Thursday, July 17, 2008

The security of energy, water, telecommunications and other vital European infrastructures is set to be strengthened by a new international project no

The pan-European 'Design of an Interoperable European federated Simulation network for critical Infrastructures' (DIESIS) project will develop advanced computer modelling and simulations to find and test points of vulnerability in these infrastructures, and develop ways to address them.
Europe's critical infrastructures, such as transport systems, gas lines, electricity supplies and communications, are becoming increasingly interdependent.

This makes understanding the complex relationships between them important because a breakdown in one can spark severe disruptions across many others, potentially affecting millions of people.

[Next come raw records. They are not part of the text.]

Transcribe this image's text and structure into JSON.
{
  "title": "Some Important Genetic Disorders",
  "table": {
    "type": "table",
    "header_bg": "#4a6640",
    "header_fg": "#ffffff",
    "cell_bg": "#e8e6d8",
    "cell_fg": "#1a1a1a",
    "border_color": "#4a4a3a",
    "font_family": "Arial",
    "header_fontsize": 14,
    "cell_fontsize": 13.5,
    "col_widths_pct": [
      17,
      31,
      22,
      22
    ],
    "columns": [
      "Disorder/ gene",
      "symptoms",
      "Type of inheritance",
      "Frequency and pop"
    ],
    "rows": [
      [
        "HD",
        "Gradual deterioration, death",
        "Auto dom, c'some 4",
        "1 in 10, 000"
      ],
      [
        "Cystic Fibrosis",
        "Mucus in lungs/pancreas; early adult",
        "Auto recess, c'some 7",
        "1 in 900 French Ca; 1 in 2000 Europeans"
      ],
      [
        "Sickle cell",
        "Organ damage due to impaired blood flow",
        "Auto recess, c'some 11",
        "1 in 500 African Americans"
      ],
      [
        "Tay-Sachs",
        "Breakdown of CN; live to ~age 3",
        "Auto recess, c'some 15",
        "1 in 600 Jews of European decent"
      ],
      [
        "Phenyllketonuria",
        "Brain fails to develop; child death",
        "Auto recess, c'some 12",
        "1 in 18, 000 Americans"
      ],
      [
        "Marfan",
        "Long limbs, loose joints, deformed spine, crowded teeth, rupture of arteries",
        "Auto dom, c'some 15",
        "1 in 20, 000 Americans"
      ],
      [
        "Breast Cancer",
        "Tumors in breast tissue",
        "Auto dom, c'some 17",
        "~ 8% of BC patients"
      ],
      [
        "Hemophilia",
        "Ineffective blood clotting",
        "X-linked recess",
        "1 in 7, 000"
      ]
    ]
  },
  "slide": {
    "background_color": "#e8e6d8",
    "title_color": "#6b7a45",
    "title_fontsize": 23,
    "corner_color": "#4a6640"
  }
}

These failures can also spread quickly across many different countries, as happened in November 2006 when 13 countries including France, Italy, Germany, Portugal and Morocco lost electricity supplies after a high-voltage power line in Germany was temporarily shut without proper preparations.
Similarly, in 2002 Cyclone Ilse caused 12 billion euros of damage after flooding disrupted electricity, water supplies and waste water systems across regions of Germany, Austria and the Czech Republic.
Unravelling the complex interactions and interdependencies of cross-European infrastructures demands highly developed simulation tools. While simulators currently exist for certain infrastructures, none are capable of simulating the interaction of multiple interdependent systems. This severely limits how effectively nations can prepare for and respond to threats to their infrastructures ranging from natural disasters and IT failures to human error and acts of terrorism.
DIESIS aims to tackle this by developing advanced computer models and simulators that can test the robustness of these interdependent infrastructures, identifying weak spots where a failure in one could begin a catastrophic domino effect.
Professor Erol Gelenbe of Imperial College London's Department of Electrical and Electronic Engineering, one of the leaders of DIESIS, explains:
"Systems have weak spots and when they go down the costs and impact on people's lives are huge. These are highly complicated systems in their own right, so understanding the many ways in which they interrelate requires extremely complex modelling. Our aim is to come up with a simulation facility for constant study that can find weaknesses in systems and address them."
The project will also tackle smaller failures, which may go largely unnoticed but are nevertheless costly. Professor Gelenbe adds:
"If the internet system in Westminster is down for an hour because it has been attacked by hackers it won't make the headlines but it's very expensive for government and business. Those kinds of attacks happen very frequently. This project will help to make our entire critical infrastructure much more secure."
DIESIS is funded by 1.5 million euros over two years by the European Union under the Seventh Framework Programme. It will carry out the initial work that will pave the way for the establishment of a European Infrastructures Simulation and Analysis Centre.
The project sees Imperial College London working with large European public sector research organisations, including the Fraunhofer-Institute for Intelligent Analysis and Information Systems, Germany, Consorzio Campano di Ricerca per l'Informatica e l'Automazione Industriale, Italy, Ente per le Nuove Tecnologie, l'Energia e l'Ambiente, Italy, and the Netherlands Organisation for Applied Scientific Research.